Volcengine AI

Overview

Volcengine (火山引擎) is a cloud service platform offering AI model development, deployment, and management tools for data processing and analysis.

Configuration

4. Get Volcengine AI tool from Plugin Marketplace

The Volcengine AI tool could be found at the Plugin Marketplace, please install it first.

5. Fill in the configuration in Dify

On the Dify navigation page, click Tools > Volcengine AI > Authorize to fill in the Access Key ID and the Access Key Secret.

6. Use the tool

You can use the Volcengine AI tool in the following application types.

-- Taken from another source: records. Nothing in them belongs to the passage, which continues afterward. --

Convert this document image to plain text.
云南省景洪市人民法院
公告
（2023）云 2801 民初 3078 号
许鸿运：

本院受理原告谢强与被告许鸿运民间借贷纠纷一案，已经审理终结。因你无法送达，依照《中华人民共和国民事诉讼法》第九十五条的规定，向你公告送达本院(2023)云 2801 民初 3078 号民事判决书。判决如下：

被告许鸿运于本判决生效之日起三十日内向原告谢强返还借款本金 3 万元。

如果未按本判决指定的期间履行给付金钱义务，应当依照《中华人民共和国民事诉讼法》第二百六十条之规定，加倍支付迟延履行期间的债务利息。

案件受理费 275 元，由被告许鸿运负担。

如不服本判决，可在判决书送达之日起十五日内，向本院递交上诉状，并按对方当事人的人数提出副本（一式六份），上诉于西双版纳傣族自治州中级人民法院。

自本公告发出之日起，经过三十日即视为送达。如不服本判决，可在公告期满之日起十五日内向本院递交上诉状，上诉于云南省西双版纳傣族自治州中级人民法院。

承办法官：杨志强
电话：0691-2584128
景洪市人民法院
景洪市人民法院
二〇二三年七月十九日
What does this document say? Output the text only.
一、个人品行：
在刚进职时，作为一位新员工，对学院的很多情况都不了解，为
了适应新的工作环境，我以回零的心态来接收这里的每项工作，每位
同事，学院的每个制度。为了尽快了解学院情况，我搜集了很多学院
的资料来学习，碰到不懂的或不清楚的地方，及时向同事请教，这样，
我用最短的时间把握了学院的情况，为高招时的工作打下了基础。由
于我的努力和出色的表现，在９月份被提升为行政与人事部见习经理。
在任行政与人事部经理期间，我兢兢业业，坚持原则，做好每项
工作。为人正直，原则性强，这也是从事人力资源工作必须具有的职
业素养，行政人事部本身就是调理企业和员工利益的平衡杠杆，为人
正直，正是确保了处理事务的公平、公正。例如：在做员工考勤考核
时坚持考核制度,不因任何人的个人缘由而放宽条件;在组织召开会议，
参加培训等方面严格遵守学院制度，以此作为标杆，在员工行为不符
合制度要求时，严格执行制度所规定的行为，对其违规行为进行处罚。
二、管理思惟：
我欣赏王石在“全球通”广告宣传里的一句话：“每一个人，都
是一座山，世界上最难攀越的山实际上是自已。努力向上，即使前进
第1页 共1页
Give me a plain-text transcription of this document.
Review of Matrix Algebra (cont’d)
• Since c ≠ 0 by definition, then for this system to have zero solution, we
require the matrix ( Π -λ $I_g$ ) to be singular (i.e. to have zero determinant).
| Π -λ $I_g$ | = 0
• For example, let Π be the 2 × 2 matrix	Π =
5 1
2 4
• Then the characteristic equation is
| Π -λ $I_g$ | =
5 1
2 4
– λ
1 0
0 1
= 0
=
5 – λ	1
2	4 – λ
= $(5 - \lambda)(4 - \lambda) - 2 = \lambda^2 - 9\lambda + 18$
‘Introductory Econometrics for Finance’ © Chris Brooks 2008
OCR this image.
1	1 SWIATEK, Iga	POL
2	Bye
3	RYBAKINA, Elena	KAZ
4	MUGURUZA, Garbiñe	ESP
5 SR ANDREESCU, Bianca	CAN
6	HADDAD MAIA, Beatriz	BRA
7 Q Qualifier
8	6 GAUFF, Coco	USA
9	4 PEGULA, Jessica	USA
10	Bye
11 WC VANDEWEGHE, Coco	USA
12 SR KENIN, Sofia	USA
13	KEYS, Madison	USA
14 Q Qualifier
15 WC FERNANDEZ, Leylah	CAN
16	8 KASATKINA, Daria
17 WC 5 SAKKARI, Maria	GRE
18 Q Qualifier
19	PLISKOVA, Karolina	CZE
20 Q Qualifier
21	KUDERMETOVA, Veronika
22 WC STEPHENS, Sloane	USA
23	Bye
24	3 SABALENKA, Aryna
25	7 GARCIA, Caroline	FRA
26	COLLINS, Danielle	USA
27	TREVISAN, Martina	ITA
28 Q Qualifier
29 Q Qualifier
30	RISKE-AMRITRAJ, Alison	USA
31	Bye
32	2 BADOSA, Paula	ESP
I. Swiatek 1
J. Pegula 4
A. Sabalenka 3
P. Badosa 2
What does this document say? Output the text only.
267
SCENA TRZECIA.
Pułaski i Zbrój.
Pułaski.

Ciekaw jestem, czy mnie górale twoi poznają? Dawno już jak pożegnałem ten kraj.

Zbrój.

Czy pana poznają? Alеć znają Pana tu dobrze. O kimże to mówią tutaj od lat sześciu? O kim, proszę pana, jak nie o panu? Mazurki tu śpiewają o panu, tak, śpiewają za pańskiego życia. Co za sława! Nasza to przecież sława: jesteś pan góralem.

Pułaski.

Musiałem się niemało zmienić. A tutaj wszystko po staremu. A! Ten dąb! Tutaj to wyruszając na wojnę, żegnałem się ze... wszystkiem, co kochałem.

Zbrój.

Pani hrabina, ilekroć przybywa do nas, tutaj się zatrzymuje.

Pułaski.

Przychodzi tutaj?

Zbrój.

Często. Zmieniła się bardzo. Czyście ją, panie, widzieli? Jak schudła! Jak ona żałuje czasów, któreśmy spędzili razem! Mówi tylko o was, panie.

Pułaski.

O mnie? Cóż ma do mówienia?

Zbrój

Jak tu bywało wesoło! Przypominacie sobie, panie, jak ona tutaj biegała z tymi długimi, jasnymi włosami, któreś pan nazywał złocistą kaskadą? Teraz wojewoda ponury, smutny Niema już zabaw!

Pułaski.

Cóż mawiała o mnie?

Chatflow / Workflow applications

Both Chatflow and Workflow applications support adding Volcengine AI tool nodes.

Nodes

HighAesGeneralV30LZT2I

Seedream General 3.0 Text-to-Image Model is a next-generation text-to-image model built on ByteDance's visual large model, with significant improvements in comprehensive capabilities (image-text, structure, aesthetics). The V3.0 model has a larger parameter count, better semantic understanding, and more natural and realistic entity structures, supporting direct output at resolutions below 2048, with substantial enhancements across various scenarios.

I2IPortraitPhoto

Generate a variety of realistic portrait photos based on the facial features of a single real person in the input image, guided by a text prompt. This can be widely applied in interactive entertainment, photo effects, and e-commerce marketing scenarios. Pre-set style words can be used as templates, or new template effects can be adjusted based on examples.

SeededitV30

Smart Drawing (Image-to-Image) SeedEdit 3.0 is a diffusion model developed by ByteDance for image editing, capable of modifying given images based on text prompts. It has made significant advancements in accurately following editing instructions and effectively preserving image content (such as character features and fine details), especially excelling in handling real images, achieving an excellent balance across multiple key editing metrics, and producing high-quality editing results that effectively meet user expectations.

JimengHighAESGeneralV21L

Jimeng High AES General V2.1 text-to-image API, accurately interprets text input to generate images that align with the semantics and possess unique aesthetics. Seamlessly connects creative ideas with visual presentation, achieving "what you see is what you think" with one click. This service focuses on supporting rendering of Chinese and English characters.

JimengVGFMT2VL20

JimengVGFMT2VL20 is a video generation API that supports text-to-video and image-to-video, deeply understanding text and image instructions to generate videos with excellent visual fluency. It supports fine-tuning of multi-dimensional parameters, providing a professional-level video generation experience for creative expression.

JimengVGFMI2VL20

JimengVGFMI2VL20 is a video generation API that supports image-to-video, deeply understanding image instructions to generate videos with excellent visual fluency. It supports fine-tuning of multi-dimensional parameters, providing a professional-level video generation experience for creative expression.

JimengI2IV30

Image-to-Image V3.0 is the image-to-image capability of the same source as Jimeng. In terms of text response accuracy, graphic layout, hierarchical aesthetics, and semantic understanding capabilities, it has significantly improved compared to previous versions. The texture of portraits is more realistic, and it also supports outputting high-definition images. In addition, on the basis of more accurate text responses, it also supports response of large and small fonts, various artistic fonts, and different font weights.

JimengT2IV30

Jimeng T2I V3.0 is the text-to-image capability of the same source as Jimeng. In terms of text response accuracy, graphic layout, hierarchical aesthetics, and semantic understanding capabilities, it has significantly improved compared to previous versions. The texture of portraits is more realistic, and it also supports outputting high-definition images. In addition, on the basis of more accurate text responses, it also supports response of large and small fonts, various artistic fonts, and different font weights.

JimengT2IV31

Jimeng T2I V3.1 is the text-to-image capability of the same source as Jimeng. In terms of text response accuracy, graphic layout, hierarchical aesthetics, and semantic understanding capabilities, it has significantly improved compared to previous versions. The texture of portraits is more realistic, and it also supports outputting high-definition images. In addition, on the basis of more accurate text responses, it also supports response of large and small fonts, various artistic fonts, and different font weights.

Seed3lSingleIp

Image-to-Image 3.0 - Character Feature Preservation DreamO is based on the self-developed Seedream 3.0 model, integrating proprietary subject preservation capabilities. It can maintain consistency between the output image's subject appearance/facial features/style characteristics and the input "single reference image", while supporting adjustments through text prompts. Subject appearance, facial features, and style characteristics work together with the input text during the generation process to create images that are consistent with the reference image's subject while conforming to the text description, achieving a balance between feature preservation and creative generation.